Pep Guardiola feels he will make the step into international management "sooner or later".
Guardiola guided Manchester City to the Premier League title last season, finishing with a record 100 points.
The 47-year-old former Barcelona and Bayern Munich coach was the keynote speaker in the Peers Annual Lecture at Liverpool University's Department of Modern Languages and Cultures on Wednesday afternoon.
During a wide-ranging discussion - which included his views on politics, culture and poetry as well as sport - the City boss was asked if there was anything as a manager he had not yet achieved and aspired to, such as international football.
Guardiola, who took charge of City at the start of the 2016-17 season, replied: "I would like to be an international manager in a national team.
"Sooner or later, it will happen because every three days I would like to be involved, but a little bit more calm, play more golf.... now I do not have time to play.
"So yes, sooner or later it is going to happen, if I have a chance and some international team wants to come 'knock knock' (at my door). We will see."
Guardiola also delivered success with Barcelona, winning the Champions League twice, and in Germany, with three successive Bundesliga titles for Bayern.
Asked by an audience of modern languages students for his views on how the Premier League rated to other domestic competitions, Guardiola felt England's top flight is the "most unpredictable".

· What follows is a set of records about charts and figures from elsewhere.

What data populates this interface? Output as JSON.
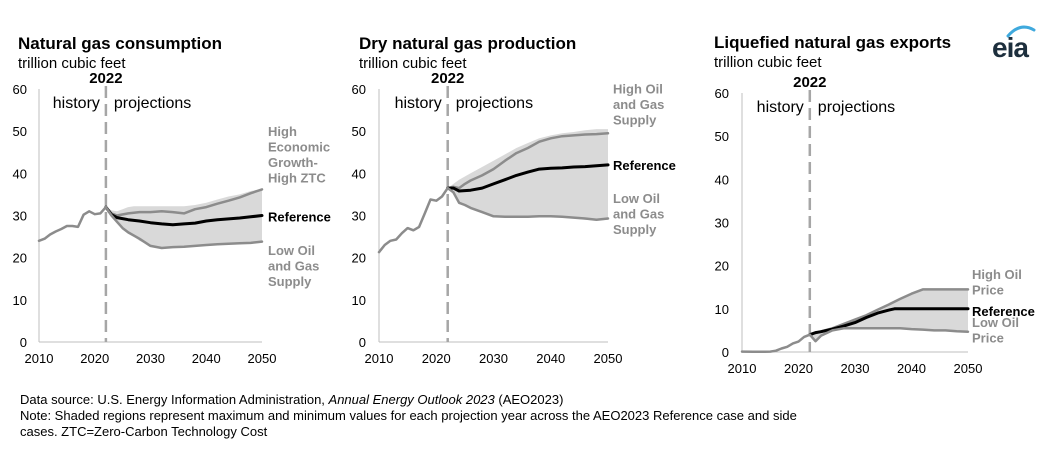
{
  "logo": {
    "text": "eia",
    "color": "#1d2f3d",
    "accent": "#3fa9dd"
  },
  "footer": {
    "source_prefix": "Data source: U.S. Energy Information Administration, ",
    "source_italic": "Annual Energy Outlook 2023",
    "source_suffix": " (AEO2023)",
    "note_line1": "Note: Shaded regions represent maximum and minimum values for each projection year across the AEO2023 Reference case and side",
    "note_line2": "cases. ZTC=Zero-Carbon Technology Cost"
  },
  "colors": {
    "reference": "#000000",
    "side": "#8c8c8c",
    "band": "#d9d9d9",
    "divider": "#a6a6a6",
    "axis": "#bfbfbf"
  },
  "chart_data": [
    {
      "type": "line",
      "title": "Natural gas consumption",
      "subtitle": "trillion cubic feet",
      "divider_year": 2022,
      "divider_label": "2022",
      "region_labels": [
        "history",
        "projections"
      ],
      "xlim": [
        2010,
        2050
      ],
      "ylim": [
        0,
        60
      ],
      "xticks": [
        2010,
        2020,
        2030,
        2040,
        2050
      ],
      "yticks": [
        0,
        10,
        20,
        30,
        40,
        50,
        60
      ],
      "band": {
        "years": [
          2022,
          2023,
          2024,
          2025,
          2026,
          2027,
          2028,
          2030,
          2032,
          2034,
          2036,
          2038,
          2040,
          2042,
          2044,
          2046,
          2048,
          2050
        ],
        "upper": [
          32,
          31.2,
          31,
          31.5,
          32,
          32.2,
          32.2,
          32.2,
          32.2,
          32.2,
          32.2,
          32.5,
          33,
          33.8,
          34.5,
          35,
          35.8,
          36.3
        ],
        "lower": [
          32,
          30,
          28.5,
          27,
          26,
          25,
          24,
          22.8,
          22.3,
          22.5,
          22.6,
          22.8,
          23,
          23.2,
          23.4,
          23.5,
          23.6,
          23.8
        ]
      },
      "series": [
        {
          "name": "High Economic Growth-High ZTC",
          "role": "side",
          "x": [
            2022,
            2023,
            2024,
            2026,
            2028,
            2030,
            2032,
            2034,
            2036,
            2038,
            2040,
            2042,
            2044,
            2046,
            2048,
            2050
          ],
          "y": [
            32,
            30.5,
            30,
            30.5,
            30.8,
            30.8,
            31,
            30.8,
            30.5,
            31.5,
            32,
            32.8,
            33.5,
            34.3,
            35.3,
            36.2
          ]
        },
        {
          "name": "Reference",
          "role": "reference",
          "x": [
            2022,
            2023,
            2024,
            2026,
            2028,
            2030,
            2032,
            2034,
            2036,
            2038,
            2040,
            2042,
            2044,
            2046,
            2048,
            2050
          ],
          "y": [
            32,
            30.2,
            29.5,
            29,
            28.7,
            28.3,
            28,
            27.8,
            28,
            28.2,
            28.7,
            29,
            29.2,
            29.4,
            29.7,
            30
          ]
        },
        {
          "name": "Low Oil and Gas Supply",
          "role": "side",
          "x": [
            2022,
            2023,
            2024,
            2025,
            2026,
            2028,
            2030,
            2032,
            2034,
            2036,
            2038,
            2040,
            2042,
            2044,
            2046,
            2048,
            2050
          ],
          "y": [
            32,
            30,
            28.5,
            27,
            26,
            24.5,
            22.8,
            22.3,
            22.5,
            22.6,
            22.8,
            23,
            23.2,
            23.3,
            23.4,
            23.5,
            23.8
          ]
        },
        {
          "name": "history",
          "role": "history",
          "x": [
            2010,
            2011,
            2012,
            2013,
            2014,
            2015,
            2016,
            2017,
            2018,
            2019,
            2020,
            2021,
            2022
          ],
          "y": [
            24,
            24.5,
            25.5,
            26.2,
            26.8,
            27.5,
            27.5,
            27.3,
            30.2,
            31,
            30.3,
            30.5,
            32
          ]
        }
      ],
      "end_labels": [
        {
          "series": "High Economic Growth-High ZTC",
          "lines": [
            "High",
            "Economic",
            "Growth-",
            "High ZTC"
          ],
          "anchor_y": 44.5
        },
        {
          "series": "Reference",
          "lines": [
            "Reference"
          ],
          "anchor_y": 29.8
        },
        {
          "series": "Low Oil and Gas Supply",
          "lines": [
            "Low Oil",
            "and Gas",
            "Supply"
          ],
          "anchor_y": 18.2
        }
      ]
    },
    {
      "type": "line",
      "title": "Dry natural gas production",
      "subtitle": "trillion cubic feet",
      "divider_year": 2022,
      "divider_label": "2022",
      "region_labels": [
        "history",
        "projections"
      ],
      "xlim": [
        2010,
        2050
      ],
      "ylim": [
        0,
        60
      ],
      "xticks": [
        2010,
        2020,
        2030,
        2040,
        2050
      ],
      "yticks": [
        0,
        10,
        20,
        30,
        40,
        50,
        60
      ],
      "band": {
        "years": [
          2022,
          2023,
          2024,
          2026,
          2028,
          2030,
          2032,
          2034,
          2036,
          2038,
          2040,
          2042,
          2044,
          2046,
          2048,
          2050
        ],
        "upper": [
          36.5,
          37.5,
          38.5,
          40,
          41.5,
          43,
          44.5,
          46,
          47.2,
          48.3,
          49,
          49.5,
          49.8,
          50.2,
          50.5,
          50.5
        ],
        "lower": [
          36.5,
          35,
          33,
          32,
          31,
          30,
          29.8,
          29.7,
          29.7,
          29.7,
          29.7,
          29.5,
          29.3,
          29,
          28.8,
          29
        ]
      },
      "series": [
        {
          "name": "High Oil and Gas Supply",
          "role": "side",
          "x": [
            2022,
            2023,
            2024,
            2025,
            2026,
            2028,
            2030,
            2032,
            2034,
            2036,
            2038,
            2040,
            2042,
            2044,
            2046,
            2048,
            2050
          ],
          "y": [
            36.5,
            36.8,
            36.5,
            37.5,
            38.3,
            39.5,
            41,
            43,
            44.8,
            46,
            47.5,
            48.3,
            48.8,
            49,
            49.2,
            49.3,
            49.5
          ]
        },
        {
          "name": "Reference",
          "role": "reference",
          "x": [
            2022,
            2023,
            2024,
            2026,
            2028,
            2030,
            2032,
            2034,
            2036,
            2038,
            2040,
            2042,
            2044,
            2046,
            2048,
            2050
          ],
          "y": [
            36.5,
            36.5,
            35.8,
            36,
            36.5,
            37.5,
            38.5,
            39.5,
            40.3,
            41,
            41.2,
            41.3,
            41.5,
            41.6,
            41.8,
            42
          ]
        },
        {
          "name": "Low Oil and Gas Supply",
          "role": "side",
          "x": [
            2022,
            2023,
            2024,
            2025,
            2026,
            2028,
            2030,
            2032,
            2034,
            2036,
            2038,
            2040,
            2042,
            2044,
            2046,
            2048,
            2050
          ],
          "y": [
            36.5,
            35.5,
            33,
            32.5,
            31.8,
            30.8,
            29.8,
            29.7,
            29.7,
            29.7,
            29.8,
            29.8,
            29.7,
            29.5,
            29.3,
            29,
            29.3
          ]
        },
        {
          "name": "history",
          "role": "history",
          "x": [
            2010,
            2011,
            2012,
            2013,
            2014,
            2015,
            2016,
            2017,
            2018,
            2019,
            2020,
            2021,
            2022
          ],
          "y": [
            21.3,
            23,
            24,
            24.3,
            25.8,
            27,
            26.5,
            27.3,
            30.5,
            33.8,
            33.5,
            34.5,
            36.5
          ]
        }
      ],
      "end_labels": [
        {
          "series": "High Oil and Gas Supply",
          "lines": [
            "High Oil",
            "and Gas",
            "Supply"
          ],
          "anchor_y": 56.5
        },
        {
          "series": "Reference",
          "lines": [
            "Reference"
          ],
          "anchor_y": 42
        },
        {
          "series": "Low Oil and Gas Supply",
          "lines": [
            "Low Oil",
            "and Gas",
            "Supply"
          ],
          "anchor_y": 30.5
        }
      ]
    },
    {
      "type": "line",
      "title": "Liquefied natural gas exports",
      "subtitle": "trillion cubic feet",
      "divider_year": 2022,
      "divider_label": "2022",
      "region_labels": [
        "history",
        "projections"
      ],
      "xlim": [
        2010,
        2050
      ],
      "ylim": [
        0,
        60
      ],
      "xticks": [
        2010,
        2020,
        2030,
        2040,
        2050
      ],
      "yticks": [
        0,
        10,
        20,
        30,
        40,
        50,
        60
      ],
      "band": {
        "years": [
          2022,
          2023,
          2024,
          2026,
          2028,
          2030,
          2032,
          2034,
          2036,
          2038,
          2040,
          2042,
          2044,
          2046,
          2048,
          2050
        ],
        "upper": [
          4,
          4.6,
          4.8,
          5.5,
          6.5,
          7.5,
          8.5,
          9.8,
          11,
          12.3,
          13.5,
          14.5,
          14.5,
          14.5,
          14.5,
          14.5
        ],
        "lower": [
          4,
          2.5,
          3.8,
          5,
          5.5,
          5.5,
          5.5,
          5.5,
          5.5,
          5.5,
          5.3,
          5.2,
          5,
          5,
          4.8,
          4.7
        ]
      },
      "series": [
        {
          "name": "High Oil Price",
          "role": "side",
          "x": [
            2022,
            2023,
            2024,
            2026,
            2028,
            2030,
            2032,
            2034,
            2036,
            2038,
            2040,
            2042,
            2044,
            2046,
            2048,
            2050
          ],
          "y": [
            4,
            4.4,
            4.8,
            5.5,
            6.5,
            7.5,
            8.5,
            9.8,
            11,
            12.3,
            13.5,
            14.5,
            14.5,
            14.5,
            14.5,
            14.5
          ]
        },
        {
          "name": "Reference",
          "role": "reference",
          "x": [
            2022,
            2023,
            2024,
            2026,
            2028,
            2030,
            2032,
            2034,
            2036,
            2037,
            2038,
            2040,
            2042,
            2044,
            2046,
            2048,
            2050
          ],
          "y": [
            4,
            4.5,
            4.7,
            5.3,
            6,
            6.8,
            8,
            9,
            9.7,
            10,
            10,
            10,
            10,
            10,
            10,
            10,
            10
          ]
        },
        {
          "name": "Low Oil Price",
          "role": "side",
          "x": [
            2022,
            2023,
            2024,
            2026,
            2028,
            2030,
            2032,
            2034,
            2036,
            2038,
            2040,
            2042,
            2044,
            2046,
            2048,
            2050
          ],
          "y": [
            4,
            2.5,
            3.8,
            5,
            5.5,
            5.5,
            5.5,
            5.5,
            5.5,
            5.5,
            5.3,
            5.2,
            5,
            5,
            4.8,
            4.7
          ]
        },
        {
          "name": "history",
          "role": "history",
          "x": [
            2010,
            2012,
            2014,
            2015,
            2016,
            2017,
            2018,
            2019,
            2020,
            2021,
            2022
          ],
          "y": [
            0.1,
            0.05,
            0.05,
            0.1,
            0.3,
            0.8,
            1.2,
            2,
            2.4,
            3.5,
            4
          ]
        }
      ],
      "end_labels": [
        {
          "series": "High Oil Price",
          "lines": [
            "High Oil",
            "Price"
          ],
          "anchor_y": 16.3
        },
        {
          "series": "Reference",
          "lines": [
            "Reference"
          ],
          "anchor_y": 9.5
        },
        {
          "series": "Low Oil Price",
          "lines": [
            "Low Oil",
            "Price"
          ],
          "anchor_y": 5.2
        }
      ]
    }
  ]
}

"It is the toughest one, for the amount of games, for the weather and the referees saying: 'play (on), play (on), play (on)' and the competitors, there are many. It is the only country that five or six (teams) can win the Premier League," Guardiola said.
"I think it would be unfair to say (one is better overall). In Germany, there are many things that are better than here, in Spain there are things that are better than here, and here there are things which are better than the other leagues. It is the same like with culture, when you travel around, you learn a lot.
"I am a better manager than I was in Germany, and I am a better manager now than I was in Barcelona by far, just for the fact of being there.
"Now, I feel being here I am a better manager too because I learned to handle this incredible league in many circumstances.
"It is an unpredictable league, I think the most unpredictable I have been (in), with the stadiums, and the passion. When you see Match of the Day, after the highlights and all of the people when one team scores a goal, the reactions of the crowd, how crazy they are. People are laughing, screaming and hugging, that is good. We are doing a job, everybody around the world is watching us, and it is fantastic."
City look well set again this season, and will resume Premier League action two points clear at the top of the table ahead of the trip to West Ham.
Despite all of the plaudits given to his free-scoring team, who defeated rivals Manchester United 3-1 ahead of the international break for a seventh straight win in all competitions, Guardiola will keep things in perspective.
When replying to a question on the football media in the different countries where he has managed, the City boss said: "Everywhere it happens the same - when you win you are a genius, when you lose you are a disaster."